This is a subject that is close to my heart, it makes me emotional. In fact after having had a few of these it makes me very emotional.
It is beer! And not just any beer but canned beer.
Having a can of beer is not just having a drink, it is an adventure. You put them in the fridge to get them to the right temperature. You then open the can, not knowing in what velocity the beer will vacate the can. Then the most important thing the pour.
Determine the right angle to approach the glass and the correct speed of pouring the beer to get the correct level of foam to top of the class, It’s not just a drink but a piece of art.
But how did it all start?
Canned beer makes its debut on January 24 1935. In partnership with the American Can Company, the Gottfried Krueger Brewing Company delivered 2,000 cans of Krueger’s Finest Beer and Krueger’s Cream Ale to faithful Krueger drinkers in Richmond, Virginia. Ninety-one percent of the drinkers approved of the canned beer, driving Krueger to give the green light to further production.
The American Can Co. began experimenting with canned beer in 1909. But the cans couldn’t withstand the pressure from carbonation – up to 80 pounds per square inch – and exploded. Just before the end of the Prohibition in 1933, the company developed a “keg-lining” technique, coating the inside of the can the same as a keg.
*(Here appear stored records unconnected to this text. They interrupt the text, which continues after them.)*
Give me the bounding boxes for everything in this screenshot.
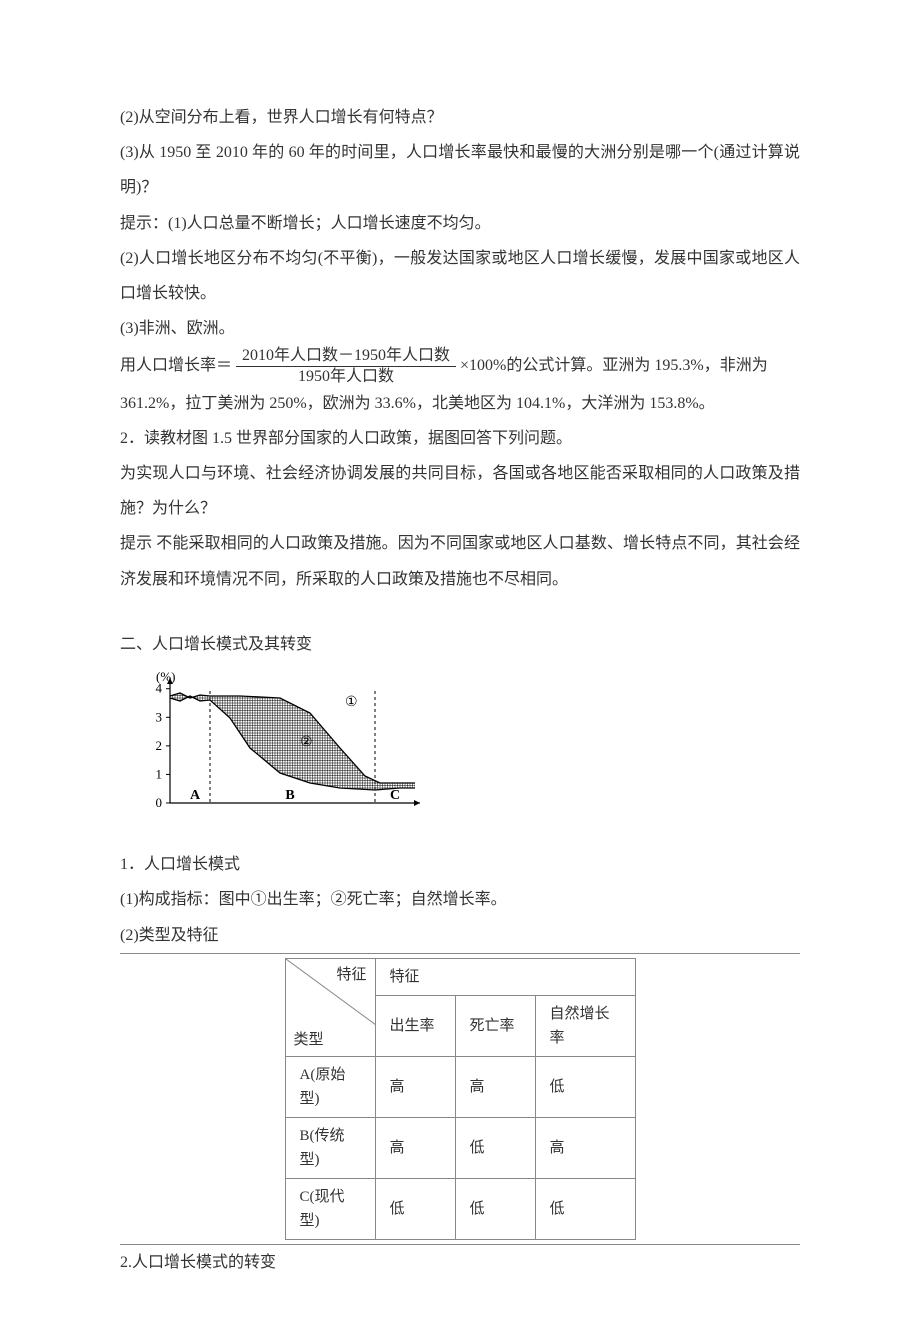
paragraph-2b: 为实现人口与环境、社会经济协调发展的共同目标，各国或各地区能否采取相同的人口政策… [120,456,800,526]
table-row: C(现代型)低低低 [285,1178,635,1239]
header-features: 特征 [375,958,635,995]
cell: 低 [535,1178,635,1239]
svg-text:3: 3 [156,709,163,724]
row-label: C(现代型) [285,1178,375,1239]
svg-text:1: 1 [156,766,163,781]
col-header: 出生率 [375,995,455,1056]
cell: 高 [375,1056,455,1117]
svg-text:0: 0 [156,795,163,810]
cell: 高 [455,1056,535,1117]
sub-1: 1．人口增长模式 [120,847,800,882]
population-model-chart: 01234(%)ABC①② [140,668,800,841]
section-2-heading: 二、人口增长模式及其转变 [120,627,800,662]
formula-line-1: 用人口增长率＝ 2010年人口数－1950年人口数 1950年人口数 ×100%… [120,346,800,385]
sub-1b: (2)类型及特征 [120,918,800,953]
fraction-denominator: 1950年人口数 [292,367,400,386]
svg-text:②: ② [300,735,313,750]
formula-prefix: 用人口增长率＝ [120,348,232,383]
cell: 低 [375,1178,455,1239]
formula-suffix-a: ×100%的公式计算。亚洲为 195.3%，非洲为 [460,348,768,383]
svg-text:2: 2 [156,738,163,753]
types-table: 特征类型特征出生率死亡率自然增长率A(原始型)高高低B(传统型)高低高C(现代型… [285,958,636,1240]
sub-1a: (1)构成指标：图中①出生率；②死亡率；自然增长率。 [120,882,800,917]
svg-text:B: B [285,788,294,803]
table-row: B(传统型)高低高 [285,1117,635,1178]
hint-2: (2)人口增长地区分布不均匀(不平衡)，一般发达国家或地区人口增长缓慢，发展中国… [120,241,800,311]
cell: 低 [455,1117,535,1178]
table-row: A(原始型)高高低 [285,1056,635,1117]
sub-2: 2.人口增长模式的转变 [120,1245,800,1280]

Krueger had been brewing beer since the mid-1800s, but had suffered from the Prohibition and worker strikes. When American Can approached with the idea of canned beer, it was initially unpopular with Krueger execs. But American Can offered to install the equipment for free: If the beer flopped, Krueger wouldn’t have to pay.
So, in 1935 Krueger’s Cream Ale and Krueger’s Finest Beer were the first beers sold to the public in cans. Canned beer was an immediate success. The public loved it, giving it a 91 percent approval rating.
The response was overwhelming. Within three months, over 80 percent of distributors were handling Krueger’s canned beer, and Krueger’s was eating into the market share of the “big three” national brewers–Anheuser-Busch, Pabst and Schlitz. Competitors soon followed suit, and by the end of 1935, over 200 million cans had been produced and sold.
The purchase of cans, unlike bottles, did not require the consumer to pay a deposit. Cans were also easier to stack, more durable and took less time to chill. As a result, their popularity continued to grow throughout the 1930s, and then exploded during World War II, when U.S. brewers shipped millions of cans of beer to soldiers overseas.
After the war, national brewing companies began to take advantage of the mass distribution that cans made possible, and were able to consolidate their power over the once-dominant local breweries, which could not control costs and operations as efficiently as their national counterparts.